4Dans un premier temps, ce numéro [1] revient sur la question de la socialisation familiale et de la transmission des croyances religieuses et des convictions politiques. Nul doute que la transmission familiale y joue un rôle notable. Ainsi Pierre Bréchon rappelle que, jusqu’à aujourd’hui, la religion dominante dans chacun des pays d’Europe a été une sorte de constante multiséculaire : le catholicisme en France, l’église orthodoxe en Russie, le protestantisme au Danemark… Une telle stabilité ne résulte pas seulement d’une volonté politique du souverain, mais aussi du poids des croyances héritées des parents. Toutes les enquêtes vont d’ailleurs dans le même sens et confirment que les croyants d’une confession ont des parents de la même confession. Toutefois, cette reproduction religieuse multiséculaire cède aujourd’hui de plus en plus le pas face à la sécularisation. Un nombre croissant d’Européens se déclarent à présent sans religion et indifférents à l’égard des religions. C’est particulièrement vrai des nouvelles générations. Sachant que les jeunes adultes indifférents ne reviendront pas vers une religion, Pierre Bréchon nous annonce un bouleversement de la carte des religions dominantes en Europe dans les décennies à venir.
5De son côté, Anne Muxel montre l’importance de la famille lors de la socialisation politique. Aujourd’hui encore, les jeunes adultes ont souvent la même orientation politique que leurs parents. Mais elle insiste surtout sur le mode de transmission, qui est largement implicite et affectif. Comment pourrait-il d’ailleurs en aller autrement ? La norme consistant à respecter le pluralisme et la liberté de pensée va à l’encontre de toute idée de mesures actives des parents pour orienter politiquement leurs enfants. Il y a ainsi une politisation intime de l’identité depuis l’enfance jusqu’à l’âge adulte. Les parents n’exigent pas que leurs enfants – une fois adolescents ou jeunes adultes – pensent politiquement comme eux. Toutefois, les divergences sont ressenties comme des blessures intimes qui conduisent les familles à se méfier des discussions politiques et à chercher plutôt à les éviter en leur sein. De plus, cette reproduction de l’orientation politique semble également s’affaiblir quelque peu aujourd’hui en raison de l’affaiblissement du clivage gauche-droite et d’une montée du positionnement « ni droite ni gauche » au sein des nouvelles générations.
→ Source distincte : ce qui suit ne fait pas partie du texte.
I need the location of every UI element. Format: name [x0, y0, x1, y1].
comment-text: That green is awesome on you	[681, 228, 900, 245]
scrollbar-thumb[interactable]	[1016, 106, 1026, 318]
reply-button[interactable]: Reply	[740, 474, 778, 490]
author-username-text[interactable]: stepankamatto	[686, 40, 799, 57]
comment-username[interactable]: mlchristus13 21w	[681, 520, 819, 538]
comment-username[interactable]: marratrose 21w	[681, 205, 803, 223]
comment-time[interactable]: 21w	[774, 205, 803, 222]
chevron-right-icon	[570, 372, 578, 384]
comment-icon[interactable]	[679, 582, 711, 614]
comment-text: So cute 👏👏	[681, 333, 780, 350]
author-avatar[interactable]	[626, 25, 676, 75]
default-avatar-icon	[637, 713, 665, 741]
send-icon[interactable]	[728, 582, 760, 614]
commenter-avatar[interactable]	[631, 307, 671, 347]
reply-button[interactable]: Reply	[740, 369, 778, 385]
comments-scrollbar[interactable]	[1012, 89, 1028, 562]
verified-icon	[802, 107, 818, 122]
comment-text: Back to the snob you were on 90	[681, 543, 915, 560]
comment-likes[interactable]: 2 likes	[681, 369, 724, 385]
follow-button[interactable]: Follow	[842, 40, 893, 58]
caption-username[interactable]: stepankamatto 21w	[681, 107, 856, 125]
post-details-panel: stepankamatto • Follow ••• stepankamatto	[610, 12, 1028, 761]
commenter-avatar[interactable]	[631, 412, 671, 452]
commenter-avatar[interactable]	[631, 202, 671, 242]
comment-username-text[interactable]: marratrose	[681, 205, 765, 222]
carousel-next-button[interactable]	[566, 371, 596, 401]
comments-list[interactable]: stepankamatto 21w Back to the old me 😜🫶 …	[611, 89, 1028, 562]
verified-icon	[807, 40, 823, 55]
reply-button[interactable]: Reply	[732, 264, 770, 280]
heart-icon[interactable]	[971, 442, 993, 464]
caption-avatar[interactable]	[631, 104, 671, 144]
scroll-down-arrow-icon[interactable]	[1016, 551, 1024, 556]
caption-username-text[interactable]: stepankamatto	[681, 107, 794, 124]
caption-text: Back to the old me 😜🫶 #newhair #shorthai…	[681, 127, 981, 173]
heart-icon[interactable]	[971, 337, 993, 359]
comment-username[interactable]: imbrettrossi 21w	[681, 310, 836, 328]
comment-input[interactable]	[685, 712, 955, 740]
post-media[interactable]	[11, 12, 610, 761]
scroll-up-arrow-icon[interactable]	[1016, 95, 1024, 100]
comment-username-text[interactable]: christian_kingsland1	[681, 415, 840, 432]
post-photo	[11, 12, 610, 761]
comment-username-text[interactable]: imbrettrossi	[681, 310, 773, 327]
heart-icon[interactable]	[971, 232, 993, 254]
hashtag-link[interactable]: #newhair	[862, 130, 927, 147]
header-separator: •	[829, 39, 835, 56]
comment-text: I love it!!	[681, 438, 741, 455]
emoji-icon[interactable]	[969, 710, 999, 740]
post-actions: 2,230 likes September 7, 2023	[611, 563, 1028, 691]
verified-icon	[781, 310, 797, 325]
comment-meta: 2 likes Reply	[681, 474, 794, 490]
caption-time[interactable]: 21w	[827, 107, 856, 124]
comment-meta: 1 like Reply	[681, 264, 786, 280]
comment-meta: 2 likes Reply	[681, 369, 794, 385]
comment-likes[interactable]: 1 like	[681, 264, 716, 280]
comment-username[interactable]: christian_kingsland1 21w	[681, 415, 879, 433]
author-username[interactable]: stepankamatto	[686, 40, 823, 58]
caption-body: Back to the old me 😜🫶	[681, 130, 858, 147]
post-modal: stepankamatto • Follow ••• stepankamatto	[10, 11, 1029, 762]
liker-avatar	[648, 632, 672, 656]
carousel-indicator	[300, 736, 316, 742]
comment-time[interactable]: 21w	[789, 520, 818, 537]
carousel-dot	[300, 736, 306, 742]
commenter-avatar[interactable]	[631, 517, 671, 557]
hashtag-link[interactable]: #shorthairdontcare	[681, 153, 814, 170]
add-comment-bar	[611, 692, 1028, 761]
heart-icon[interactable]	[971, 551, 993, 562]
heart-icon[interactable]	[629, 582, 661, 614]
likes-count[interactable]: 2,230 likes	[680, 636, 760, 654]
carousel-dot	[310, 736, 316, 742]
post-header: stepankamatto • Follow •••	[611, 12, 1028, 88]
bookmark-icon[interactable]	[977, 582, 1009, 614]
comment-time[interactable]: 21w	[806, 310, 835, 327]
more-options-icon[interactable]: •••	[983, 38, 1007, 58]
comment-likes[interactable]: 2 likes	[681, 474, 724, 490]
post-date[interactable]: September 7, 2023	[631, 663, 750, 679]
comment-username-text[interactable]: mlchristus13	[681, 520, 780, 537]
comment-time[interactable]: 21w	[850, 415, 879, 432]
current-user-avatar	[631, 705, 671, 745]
6Dans un tout autre registre, Sylvie Octobre, Nathalie Berthomier et Florent Facq se sont penchés sur le contenu des coffres à jouets des tout jeunes enfants et sur les premières interactions éducatives avec les parents pour mieux comprendre la transmission familiale des pratiques culturelles. D’un côté, l’examen du contenu du coffre à jouets montre bien qu’il y a un adressage didactique et éducatif différent selon les milieux sociaux et selon le sexe de l’enfant. De l’autre, il apparaît clairement que les interactions culturelles et éducatives se différencient très précocement entre différents climats sociaux et selon le sexe de l’enfant. Les parents s’investissent très diversement selon leur milieu social, leurs occupations ou encore selon leurs conceptions genrées des activités de l’enfant.
7Dans un deuxième temps, le dossier se penche sur l’héritage et sur les sentiments de légitimité ou d’illégitimité que suscite le fait de transmettre un capital à ses enfants. Il ne s’agit plus ici de savoir ce que l’individu doit à ses parents, mais d’en examiner les conséquences et de savoir ce que l’individu en pense. Comment articule-t-il son ancrage dans une lignée avec l’expression de son individualité ?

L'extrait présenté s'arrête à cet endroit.